横浜ライヴその2

これまでののどかならば、梓川咲太の家、というだけでは訪れなかっただろう。ブタ野郎だし。

「のどかさん! こんばんは!」

元気いっぱいパンダガールのかえでは咲太の妹だ。中3だがのどかよりも背も高く発育もよい。

「こんばんは。咲太はいる?」

「はい。のどかさんもお兄ちゃんに会いに着たんですね」

も? という助詞に覚えた違和感も、すぐに払拭された。リビングから聞こえる、屈託のない笑い声は麻衣のものであったからだ。

「のどか、おかえり」

「おかえりってことは、もう麻衣さんはうちの子なんですか?」

「そうすると、咲太をこき使えるわね」

「なんでそうなるんですかッ!」


のどかは、3枚のチケットをバッグから取り出す。

「よかったら、なんだけど、明日横浜でライヴがあるの。来てよ」

「おう、サンキュな」

「咲太、あんたも来ていいわよ」

照れ隠しに言うが、来てくれるみたいで、少しうれしかった。

「ごめんねのどか。私は撮影があるの」

「いいって、お姉ちゃん忙しいからね。赤レンガの前なんだけど……」

だいたい何時頃がスイートバレットの出番なのかを説明すると、「それ、もしかしたら見に行けるかも」と麻衣が言った。

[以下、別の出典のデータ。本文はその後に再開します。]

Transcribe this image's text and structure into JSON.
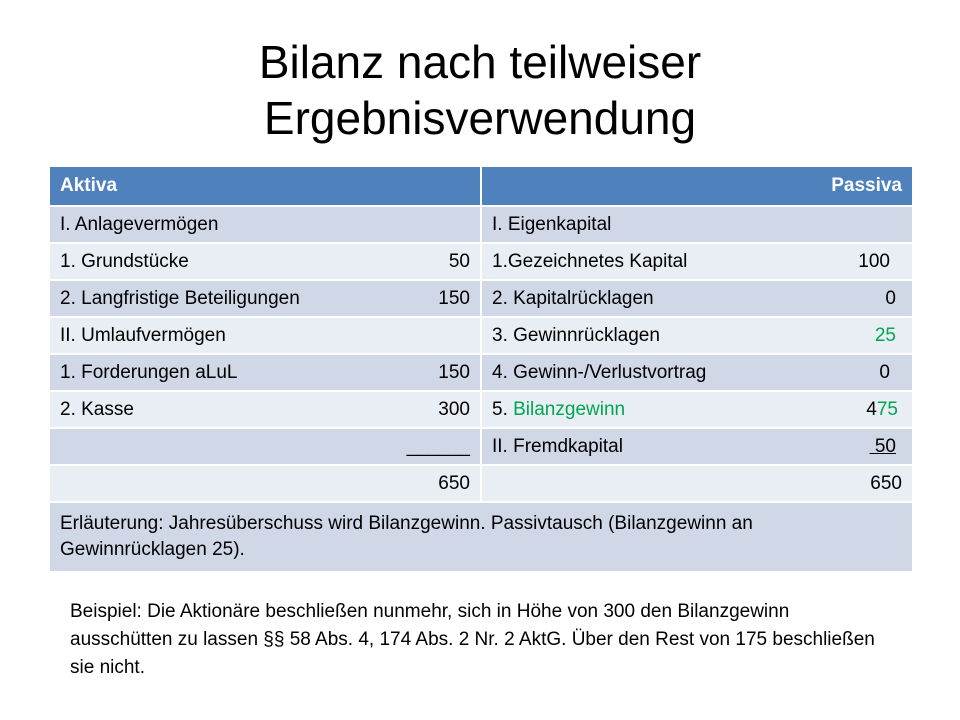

「山下公園で撮影があるの。この前、私が踊った曲なら、一緒にやりたいなあ、なんてね」

それも悪くないかもね、と思う。咲太も見たいという中で、かえではずっと申し訳なさそうにチケットを握っていた。

「かえでは……」

「いいのよ。かえでは来たくなったらいつでも特等席を用意するからね」

「本当ですか?」

「豊浜、なんなら今一曲踊っていくか?」

そんなに派手に飛び跳ねたりしなければ、と咲太は言った。かえでのきらきら輝いた瞳に当てられて、のどかは立ち上がる。スマホで音源を流し、もう麻衣には負けないと特訓した成果を見せるときがやって来た!

五分後。かえでの大喝采に気分を良くして3曲も踊ってしまったのどかは、10時も近い夜道を麻衣と家に向かう。

「ねえ、のどか。あなたすっごく練習したんだね」

「わかる? 毎日ずっと踊っていたんだよ。だって次期センターだもん」

桜島麻衣の装ったどかちゃんには負けない! という本音は、今は隠しておいた。それに、家の中では6割くらいの力しか発揮できなかった、ということもある。全力全開の豊浜のどかは、明日ピークを迎えるのだ。シャワーを浴びて、ベッドに横になると、瞬時に睡魔に襲われた。


翌朝、目が覚めると、自分の身体の感じが違う。重いというか、筋肉が落ちてしまったように思う。でも肌はのどかよりもずっと白く透き通っていた。

「お姉ちゃん!?」

驚いてこの状況を叫ぶと、案の定自分の口から麻衣の声が出た。思春期症候群。姉妹で姿が入れ替わったあの日々が鮮明に蘇る。

「どうしたののどか」

叫び声に驚いて、ノックもせずに麻衣が部屋に入ってきた。

「お姉……ちゃん……?」

「私……?」

入れ替わりの失敗。

この部屋には今、2人の桜島麻衣がお互いを見つめ合っていたのだった。